Two strings, "s1" and "s2," are given. The task is to perform the minimum number of operations (delete and insert) on s1 so as to transform it into s2.
Input: s1 = abcd, s2 = zgbcf. Output: 5
Input: s1 = heap, s2 = pea. Output: 3
Solutions
Method 1: Recursion
This problem is a variation of the Longest Common Subsequence (LCS).
Start from the last elements (n-1, m-1) of both subsequences:
If s1[n-1] == s2[m-1], this character is common, so remove it from both sequences and check for the remaining (0...n-2, 0...m-2) characters.
If s1[n-1] != s2[m-1], then check recursively for following choices:
1) Remove current character from s1 -> add +1 to operations, n = n-1
2) Add current character from s2 to s1 -> add +1 to operations, s1 + s2.charAt(m - 1), n= n+1
return the minimum operations of the above two choices.

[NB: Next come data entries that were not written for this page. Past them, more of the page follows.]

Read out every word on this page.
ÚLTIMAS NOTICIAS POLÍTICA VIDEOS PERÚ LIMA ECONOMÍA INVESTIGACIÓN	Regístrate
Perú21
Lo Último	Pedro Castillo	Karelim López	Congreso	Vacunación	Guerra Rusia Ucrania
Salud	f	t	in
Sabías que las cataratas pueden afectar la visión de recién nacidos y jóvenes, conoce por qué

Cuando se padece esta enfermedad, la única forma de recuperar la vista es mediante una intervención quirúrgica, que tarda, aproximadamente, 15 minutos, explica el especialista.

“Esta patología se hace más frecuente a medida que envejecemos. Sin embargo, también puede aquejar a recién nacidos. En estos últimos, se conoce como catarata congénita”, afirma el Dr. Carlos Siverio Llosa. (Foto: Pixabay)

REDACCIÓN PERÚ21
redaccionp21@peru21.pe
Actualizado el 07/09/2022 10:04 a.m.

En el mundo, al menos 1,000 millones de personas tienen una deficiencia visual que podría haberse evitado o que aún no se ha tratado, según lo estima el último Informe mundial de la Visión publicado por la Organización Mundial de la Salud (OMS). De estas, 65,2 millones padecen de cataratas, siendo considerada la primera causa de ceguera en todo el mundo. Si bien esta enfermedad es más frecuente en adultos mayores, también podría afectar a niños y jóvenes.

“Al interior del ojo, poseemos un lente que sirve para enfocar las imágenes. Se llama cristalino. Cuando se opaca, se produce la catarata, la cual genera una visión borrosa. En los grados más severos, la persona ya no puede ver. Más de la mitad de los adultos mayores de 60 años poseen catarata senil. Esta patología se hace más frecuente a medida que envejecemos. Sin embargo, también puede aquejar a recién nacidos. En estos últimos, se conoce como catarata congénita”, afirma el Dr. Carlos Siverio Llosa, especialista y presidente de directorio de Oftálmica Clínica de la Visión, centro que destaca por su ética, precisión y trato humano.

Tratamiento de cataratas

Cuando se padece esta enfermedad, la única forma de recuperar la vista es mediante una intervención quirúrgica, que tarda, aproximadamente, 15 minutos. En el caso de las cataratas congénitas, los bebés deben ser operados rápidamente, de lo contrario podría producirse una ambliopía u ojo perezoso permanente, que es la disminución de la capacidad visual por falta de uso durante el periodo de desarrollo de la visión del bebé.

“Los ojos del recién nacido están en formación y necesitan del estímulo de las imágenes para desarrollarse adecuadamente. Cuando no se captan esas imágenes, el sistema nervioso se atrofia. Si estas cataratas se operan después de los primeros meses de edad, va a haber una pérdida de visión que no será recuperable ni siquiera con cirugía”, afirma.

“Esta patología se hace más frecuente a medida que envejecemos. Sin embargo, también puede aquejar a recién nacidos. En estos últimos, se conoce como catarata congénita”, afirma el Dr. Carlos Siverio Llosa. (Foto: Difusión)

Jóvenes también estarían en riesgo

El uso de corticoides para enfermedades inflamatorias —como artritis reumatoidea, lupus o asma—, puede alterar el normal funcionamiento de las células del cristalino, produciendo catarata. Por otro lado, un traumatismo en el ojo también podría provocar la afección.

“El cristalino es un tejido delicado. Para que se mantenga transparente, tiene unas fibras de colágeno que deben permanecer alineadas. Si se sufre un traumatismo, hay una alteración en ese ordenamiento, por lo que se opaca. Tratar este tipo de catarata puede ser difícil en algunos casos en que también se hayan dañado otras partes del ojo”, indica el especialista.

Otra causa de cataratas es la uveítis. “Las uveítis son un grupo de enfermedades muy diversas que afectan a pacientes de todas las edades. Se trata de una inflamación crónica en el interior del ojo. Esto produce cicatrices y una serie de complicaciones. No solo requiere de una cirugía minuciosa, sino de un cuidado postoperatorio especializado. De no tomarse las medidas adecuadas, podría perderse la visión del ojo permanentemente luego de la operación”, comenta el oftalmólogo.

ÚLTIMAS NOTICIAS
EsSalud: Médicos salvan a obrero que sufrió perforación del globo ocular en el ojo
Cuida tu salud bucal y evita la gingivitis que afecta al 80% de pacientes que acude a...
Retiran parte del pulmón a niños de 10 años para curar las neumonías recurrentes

If n==0, return m (remaining elements from s2 has to be inserted in s1), else if m==0, return n (remaining elements from s1 has to be deleted). This is the base condition.
Complexity
This solution is exponential ((2^n)) in term of time complexity.
In addition, O(n) auxiliary stack space was used for the recursion stack.
Method 2: Memoization
The Memoization Technique is basically an extension to the recursive approach so that we can overcome the problem of calculating redundant cases and thus decrease time complexity.
We can see that in each recursive call only the value of "n" and "m" (length) changes, so we can store and reuse the result of a function(..n, m..) call using a "n * m" 2-D array.
The 2-D array will store a particular state (n, m) if we get it the first time.
Now, if we come across the same state (n, m) again, instead of calculating it in exponential complexity, we can directly return its result stored in the table in constant time.
Complexity
The time complexity of this solution is (n * m).
In addition, O(n * m) auxiliary space was used by the table.